I'm not sure what some of the points you bring mean. I think a simple and shorter message would have sufficed:
- Please just take away the idea that Paradox thinks the entire community is toxic in nature. Just say only people that stoop to personal attacks provide a bad atmosphere.
- Feel free to take sanctions against the people that do. No one will blame you for it.
- What do you mean with "standards are different" in this case? If it's about the quality of work the dev team does, no one will agree. If you mean regarding community management, by all means enforce your rules.
If you feel like breaking that vicious circle, I'd still suggest to have more communications through community experts instead directly to developers if you feel that protects developers better. Respond as a group and not as an individual.
My inability to do short messages is why I'm normally not allowed on the forums!
We absolutely do not think that our whole community is toxic in nature, and I don't believe we've ever said that. It would be a pretty shitty job to have if we hated our players, tbh. You can quote me on that.
When I talk about the standards changing, I actually refer to both. I do think the quality standards we need to abide by for our products are absolutely different from 10 years ago, simply because people rightfully expect more from a 600+ people company than they used to from a 5-10 people development team. I also think the standards of conversation and moderation on the internet have vastly evolved in the past decade, and we need to adapt to that too.
And I absolutely agree, all communication cannot come from the developers, and we need more community experts present here, even if we also want to remain the kind of company that has the developers directly involved with the community!
It's not just about dev presence, it's also about how much impact the feedback has on the end product.
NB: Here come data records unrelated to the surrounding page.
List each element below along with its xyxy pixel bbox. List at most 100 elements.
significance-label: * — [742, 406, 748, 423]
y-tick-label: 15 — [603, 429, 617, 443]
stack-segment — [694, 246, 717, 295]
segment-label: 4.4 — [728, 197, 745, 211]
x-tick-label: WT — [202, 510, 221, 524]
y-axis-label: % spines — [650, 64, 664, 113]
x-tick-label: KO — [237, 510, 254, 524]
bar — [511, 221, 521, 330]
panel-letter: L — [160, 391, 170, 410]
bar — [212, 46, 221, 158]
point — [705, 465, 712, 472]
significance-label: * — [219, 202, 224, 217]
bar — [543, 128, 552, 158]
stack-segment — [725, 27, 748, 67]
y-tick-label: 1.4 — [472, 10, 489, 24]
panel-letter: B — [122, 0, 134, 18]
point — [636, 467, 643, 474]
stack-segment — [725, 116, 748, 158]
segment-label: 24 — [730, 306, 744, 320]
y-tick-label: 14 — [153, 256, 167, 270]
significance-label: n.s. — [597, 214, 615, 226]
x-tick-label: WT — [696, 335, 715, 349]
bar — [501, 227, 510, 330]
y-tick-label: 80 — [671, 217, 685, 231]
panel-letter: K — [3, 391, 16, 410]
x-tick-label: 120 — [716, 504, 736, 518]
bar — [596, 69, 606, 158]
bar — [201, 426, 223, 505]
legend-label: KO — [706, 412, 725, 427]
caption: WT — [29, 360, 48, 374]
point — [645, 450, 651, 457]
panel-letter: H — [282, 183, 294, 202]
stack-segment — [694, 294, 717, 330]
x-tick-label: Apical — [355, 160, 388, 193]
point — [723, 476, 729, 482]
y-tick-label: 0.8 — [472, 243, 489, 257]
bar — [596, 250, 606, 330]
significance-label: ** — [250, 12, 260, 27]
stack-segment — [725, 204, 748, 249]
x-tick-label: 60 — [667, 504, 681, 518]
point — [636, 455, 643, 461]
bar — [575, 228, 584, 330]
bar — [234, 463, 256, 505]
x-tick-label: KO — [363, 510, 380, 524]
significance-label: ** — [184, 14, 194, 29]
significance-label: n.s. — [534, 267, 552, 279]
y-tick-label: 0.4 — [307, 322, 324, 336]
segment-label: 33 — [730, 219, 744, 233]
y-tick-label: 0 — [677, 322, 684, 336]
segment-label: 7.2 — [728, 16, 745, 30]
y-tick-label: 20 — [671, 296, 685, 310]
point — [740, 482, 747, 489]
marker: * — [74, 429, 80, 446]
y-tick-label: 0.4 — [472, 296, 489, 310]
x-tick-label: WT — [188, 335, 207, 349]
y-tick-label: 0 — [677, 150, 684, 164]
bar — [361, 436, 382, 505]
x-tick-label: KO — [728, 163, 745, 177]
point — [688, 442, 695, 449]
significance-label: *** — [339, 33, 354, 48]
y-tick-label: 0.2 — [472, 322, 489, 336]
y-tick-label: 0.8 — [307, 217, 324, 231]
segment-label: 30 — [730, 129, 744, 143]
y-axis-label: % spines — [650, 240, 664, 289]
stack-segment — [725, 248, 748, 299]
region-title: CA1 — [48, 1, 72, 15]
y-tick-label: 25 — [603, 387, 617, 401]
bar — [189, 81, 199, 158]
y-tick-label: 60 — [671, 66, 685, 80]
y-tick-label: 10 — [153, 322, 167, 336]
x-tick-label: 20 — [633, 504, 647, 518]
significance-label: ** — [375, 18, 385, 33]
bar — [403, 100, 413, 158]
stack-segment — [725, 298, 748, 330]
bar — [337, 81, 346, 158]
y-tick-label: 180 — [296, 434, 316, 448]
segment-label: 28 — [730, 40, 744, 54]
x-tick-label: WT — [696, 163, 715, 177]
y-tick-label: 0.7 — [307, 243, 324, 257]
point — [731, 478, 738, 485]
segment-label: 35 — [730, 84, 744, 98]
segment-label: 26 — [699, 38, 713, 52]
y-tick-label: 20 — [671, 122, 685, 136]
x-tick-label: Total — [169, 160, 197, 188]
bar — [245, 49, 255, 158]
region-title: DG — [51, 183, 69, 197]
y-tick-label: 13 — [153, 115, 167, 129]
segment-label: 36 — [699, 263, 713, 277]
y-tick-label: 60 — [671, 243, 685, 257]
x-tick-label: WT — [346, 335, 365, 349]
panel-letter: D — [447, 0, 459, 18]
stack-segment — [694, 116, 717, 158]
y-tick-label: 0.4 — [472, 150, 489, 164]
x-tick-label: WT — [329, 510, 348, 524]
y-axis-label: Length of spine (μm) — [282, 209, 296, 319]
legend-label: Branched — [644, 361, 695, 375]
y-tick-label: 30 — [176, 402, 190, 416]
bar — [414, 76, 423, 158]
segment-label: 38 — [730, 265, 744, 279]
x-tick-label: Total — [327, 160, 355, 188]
If people see the same bugs go unfixed from patch to patch or constant broken releases, they're going to be more frustrated and thus hostile towards the people they do interact with, even if those devs or community managers aren't the ones deciding to launch a blatantly unfinished game.
It's, of course, a larger topic, and the question of how we ensure that the feedback shared on the forums is properly addressed also goes slightly beyond my role (but we do have some work being done on the forums to help QA teams gather feedback from the forum more efficiently, for example). Ultimately, ensuring all of our games, studios, and products ship with the same level of quality and have the same level of support is a company-wide effort. People care and are working intensely on it, I can guarantee that. We're far from hitting the mark everywhere there, I'm not going to argue against this, it's also probably going to take some time until we perfectly do. In the meantime, doesn't prevent us to do our best to improve the quality of the conversation tho!